The city where Russia's main nuclear research facility is based announced a day of mourning Sunday for five staff killed during a missile test that caused elevated radiation levels.

The accident occurred at a military testing range near Severodvinsk in the Arkhangelsk region on August 8.

It was not immediately clear if the five fatalities cited in a Saturday statement by Rosatom were all in addition to the previously reported deaths.

Later, a source reported that specialists from Rosatom as well as the Defence Ministry were killed as an experimental engine system ignited at a site.

It added that the accident took place during engineering and technical works on isotope sources of the engine. Several staff members were thrown away to the sea and there was a hope to find them alive.

Russia's Defense Ministry initially said that said two people died in Thursday's explosion and four were injured, including servicemen and civilian engineers.

US -based nuclear experts said they suspected the explosion occurred during the testing of a nuclear-powered cruise missile vaunted by President Vladimir Putin previous year.

"They are heroes of modern Russian Federation and we will remember them", chief Valentin Kostyukov said in a video statement posted by Sarov media.

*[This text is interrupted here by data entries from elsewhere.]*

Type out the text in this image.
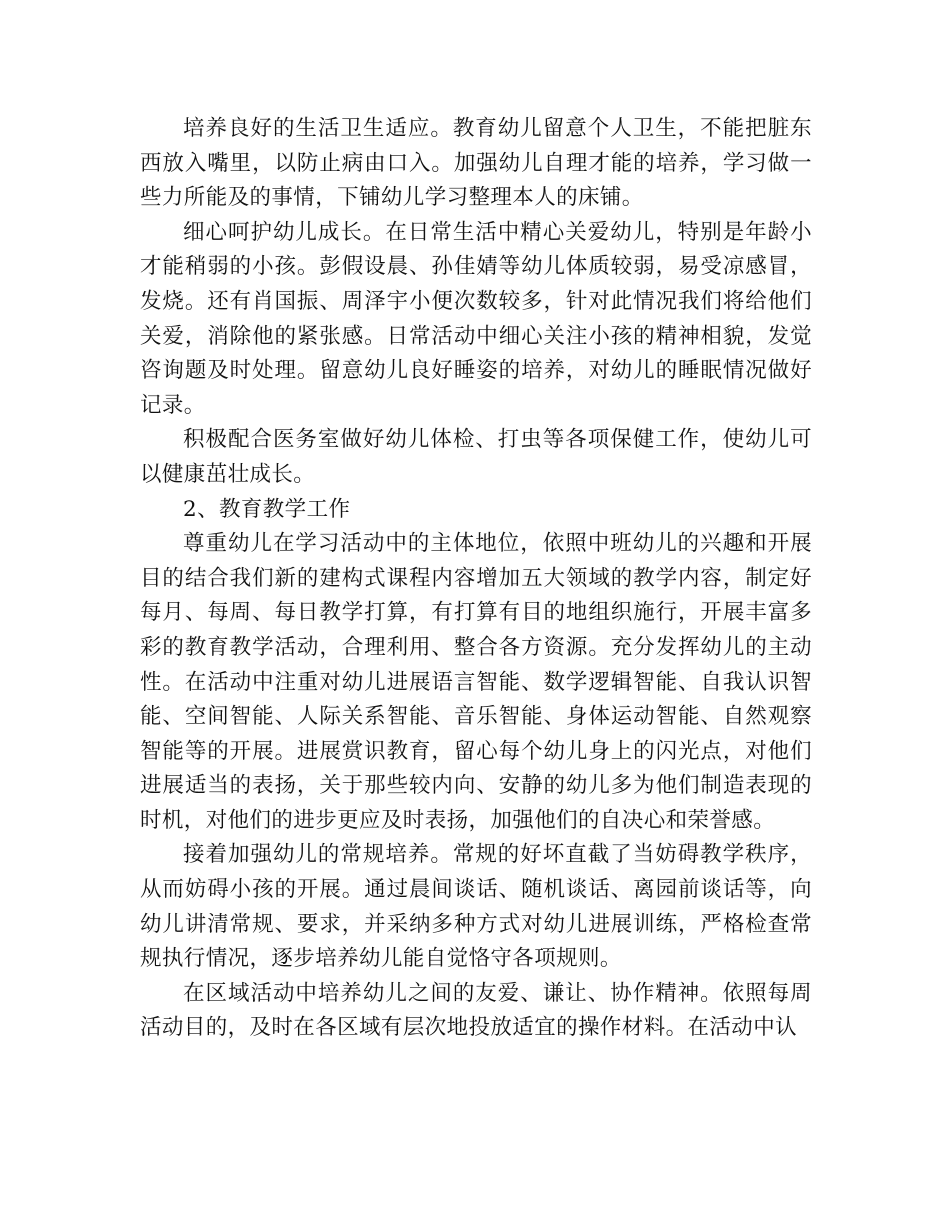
培养良好的生活卫生适应。教育幼儿留意个人卫生，不能把脏东西放入嘴里，以防止病由口入。加强幼儿自理才能的培养，学习做一些力所能及的事情，下铺幼儿学习整理本人的床铺。

细心呵护幼儿成长。在日常生活中精心关爱幼儿，特别是年龄小才能稍弱的小孩。彭假设晨、孙佳婧等幼儿体质较弱，易受凉感冒，发烧。还有肖国振、周泽宇小便次数较多，针对此情况我们将给他们关爱，消除他的紧张感。日常活动中细心关注小孩的精神相貌，发觉咨询题及时处理。留意幼儿良好睡姿的培养，对幼儿的睡眠情况做好记录。

积极配合医务室做好幼儿体检、打虫等各项保健工作，使幼儿可以健康茁壮成长。

2、教育教学工作

尊重幼儿在学习活动中的主体地位，依照中班幼儿的兴趣和开展目的结合我们新的建构式课程内容增加五大领域的教学内容，制定好每月、每周、每日教学打算，有打算有目的地组织施行，开展丰富多彩的教育教学活动，合理利用、整合各方资源。充分发挥幼儿的主动性。在活动中注重对幼儿进展语言智能、数学逻辑智能、自我认识智能、空间智能、人际关系智能、音乐智能、身体运动智能、自然观察智能等的开展。进展赏识教育，留心每个幼儿身上的闪光点，对他们进展适当的表扬，关于那些较内向、安静的幼儿多为他们制造表现的时机，对他们的进步更应及时表扬，加强他们的自决心和荣誉感。

接着加强幼儿的常规培养。常规的好坏直截了当妨碍教学秩序，从而妨碍小孩的开展。通过晨间谈话、随机谈话、离园前谈话等，向幼儿讲清常规、要求，并采纳多种方式对幼儿进展训练，严格检查常规执行情况，逐步培养幼儿能自觉恪守各项规则。

在区域活动中培养幼儿之间的友爱、谦让、协作精神。依照每周活动目的，及时在各区域有层次地投放适宜的操作材料。在活动中认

Greenpeace cited data from the Emergencies Ministry that it said showed radiation levels had risen 20 times above the normal level in Severodvinsk, around 30 km from Nyonoksa. "At the checkout, people were discussing the news about radiation in Severodvinsk, the explosion at the military site".

He said this exceeded the permitted limit of 0.6 microsieverts, TASS reported. The officials said this did not present any significant risk to public health. "The injured were delivered to a specialized medical institution".

An expert from Moscow's Institute for Nuclear Research, Boris Zhuikov, told RBK independent news site that isotope power sources are not normally risky for people working with them.

"I think the radioactive contamination was fairly weak and the consequences will be [felt by] the people who were at the scene of the incident itself. Isotope sources use various types of fuel: plutonium, promethium or cerium", Zhuikov said.

This was the second accident to hit the Russian military in less than a week.

Local residents have been stocking up iodine used to reduce the effects of radiation exposure after the accident, regional media have reported.